The seamstress studies her shoes and shifts uncomfortably. “I could try the zipper again,” she whispers.
I shake my head. “It’s no use.”
We met Cally, Maggie, and Nix at Cleanstein’s to try on our bridesmaid dresses and see if they needed alterations. They pinned mine to be taken in. Then Mom showed up and decided that I should try on my wedding gown for the girls.
“Okay,” Mom says, pushing into the dressing room. “We can put off final alterations for, what, another couple of weeks if we need to. You can get the weight back off, can’t you, sweetie?”
I look to the seamstress. “Is it possible to take it out?”
“We have maybe half an inch to work with,” the seamstress says. “It might just be enough, but in a dress this style, there’s not much wiggle room.”
“Let’s wait,” Mom says. “Hanna’s going to fit into it, and if not, we’ll take it out.” She forces a smile and pats me on the shoulder awkwardly before leaving the dressing room.
The seamstress helps me out of the dress and leaves me alone to study myself in the mirror.

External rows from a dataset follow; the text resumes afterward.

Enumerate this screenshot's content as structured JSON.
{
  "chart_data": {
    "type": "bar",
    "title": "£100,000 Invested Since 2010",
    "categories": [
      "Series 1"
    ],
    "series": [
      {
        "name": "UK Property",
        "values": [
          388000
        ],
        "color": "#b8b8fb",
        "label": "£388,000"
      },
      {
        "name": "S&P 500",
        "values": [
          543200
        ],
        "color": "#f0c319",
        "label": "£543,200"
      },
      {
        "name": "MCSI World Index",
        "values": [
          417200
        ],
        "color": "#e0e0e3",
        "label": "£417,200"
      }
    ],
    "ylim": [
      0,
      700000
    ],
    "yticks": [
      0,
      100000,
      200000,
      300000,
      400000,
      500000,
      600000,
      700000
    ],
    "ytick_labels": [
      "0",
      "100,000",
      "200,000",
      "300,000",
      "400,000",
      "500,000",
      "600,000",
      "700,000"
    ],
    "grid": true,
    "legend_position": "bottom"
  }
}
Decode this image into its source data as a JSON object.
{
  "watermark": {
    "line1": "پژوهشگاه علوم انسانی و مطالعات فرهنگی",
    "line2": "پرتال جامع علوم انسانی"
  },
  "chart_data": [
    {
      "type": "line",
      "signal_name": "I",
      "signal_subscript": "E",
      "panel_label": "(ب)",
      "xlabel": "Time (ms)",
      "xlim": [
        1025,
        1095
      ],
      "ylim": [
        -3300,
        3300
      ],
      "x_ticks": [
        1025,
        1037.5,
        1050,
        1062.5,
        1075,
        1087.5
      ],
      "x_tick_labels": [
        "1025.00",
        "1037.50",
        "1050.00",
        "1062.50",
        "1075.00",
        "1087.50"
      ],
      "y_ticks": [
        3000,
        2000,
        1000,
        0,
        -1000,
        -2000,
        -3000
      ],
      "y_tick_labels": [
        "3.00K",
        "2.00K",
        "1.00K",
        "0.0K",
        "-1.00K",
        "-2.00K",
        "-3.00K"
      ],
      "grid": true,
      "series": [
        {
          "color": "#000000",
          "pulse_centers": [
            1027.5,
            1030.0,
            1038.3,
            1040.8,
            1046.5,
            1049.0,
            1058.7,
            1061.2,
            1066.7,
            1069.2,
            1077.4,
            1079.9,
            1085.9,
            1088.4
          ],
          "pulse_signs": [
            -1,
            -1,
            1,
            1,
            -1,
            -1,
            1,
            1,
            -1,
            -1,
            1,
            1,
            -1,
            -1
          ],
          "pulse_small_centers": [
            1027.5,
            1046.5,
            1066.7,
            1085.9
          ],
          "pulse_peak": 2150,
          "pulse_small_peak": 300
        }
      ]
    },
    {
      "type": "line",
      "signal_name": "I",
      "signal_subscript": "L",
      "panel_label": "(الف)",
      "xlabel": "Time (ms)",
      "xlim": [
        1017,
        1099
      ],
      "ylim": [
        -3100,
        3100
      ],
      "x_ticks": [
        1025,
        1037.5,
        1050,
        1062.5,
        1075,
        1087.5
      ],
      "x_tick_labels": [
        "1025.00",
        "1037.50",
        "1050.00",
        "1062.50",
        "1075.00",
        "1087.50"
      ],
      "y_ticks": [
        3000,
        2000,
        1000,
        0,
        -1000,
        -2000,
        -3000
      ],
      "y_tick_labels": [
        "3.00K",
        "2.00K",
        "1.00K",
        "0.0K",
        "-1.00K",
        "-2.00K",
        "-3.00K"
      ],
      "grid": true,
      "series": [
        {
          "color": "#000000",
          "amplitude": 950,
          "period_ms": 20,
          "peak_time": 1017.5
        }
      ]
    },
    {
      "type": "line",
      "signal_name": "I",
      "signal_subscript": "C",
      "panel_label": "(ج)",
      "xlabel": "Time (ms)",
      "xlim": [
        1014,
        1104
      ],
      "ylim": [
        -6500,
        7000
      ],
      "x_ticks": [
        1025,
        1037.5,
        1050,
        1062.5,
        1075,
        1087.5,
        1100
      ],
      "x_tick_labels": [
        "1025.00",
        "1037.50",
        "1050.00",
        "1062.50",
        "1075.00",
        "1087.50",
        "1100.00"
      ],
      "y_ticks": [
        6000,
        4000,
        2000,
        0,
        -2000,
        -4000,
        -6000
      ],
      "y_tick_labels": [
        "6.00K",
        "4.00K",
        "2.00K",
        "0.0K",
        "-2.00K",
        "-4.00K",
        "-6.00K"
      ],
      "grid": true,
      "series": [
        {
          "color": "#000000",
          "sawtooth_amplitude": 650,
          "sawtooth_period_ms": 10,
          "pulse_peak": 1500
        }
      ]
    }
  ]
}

Somehow it looks different to me now. The curve of my hips a
nd my breasts. The returning softness of my belly. This is a body two amazing men lose their minds over. It’s something beautiful. Something worth caring for.
“Are you okay?” Maggie calls on the other side of the door.
I shake my head to clear it and dress. “I’m fine.”
She’s waiting outside the door when I exit the dressing room. “I heard it doesn’t fit,” she whispers.
“I’ve gained weight.” I lower my voice to make sure Mom can’t hear. “There are probably only five pounds between me now and me getting that dress zipped, but just staying the size I am now until the wedding is going to be hard enough.”
“Would you be offended if I offered my old dress from my canceled wedding?”
I draw in a breath, remembering how much I loved Maggie’s dress. She ended up calling off the wedding, and I never thought about what happened to it. “Would it fit me?”
She nods. “It’s a ten and it’s an A-line, so it’s only fitted right above your waist and at your chest. It’s in the closet in the guestroom at Asher’s if you want to try it on.”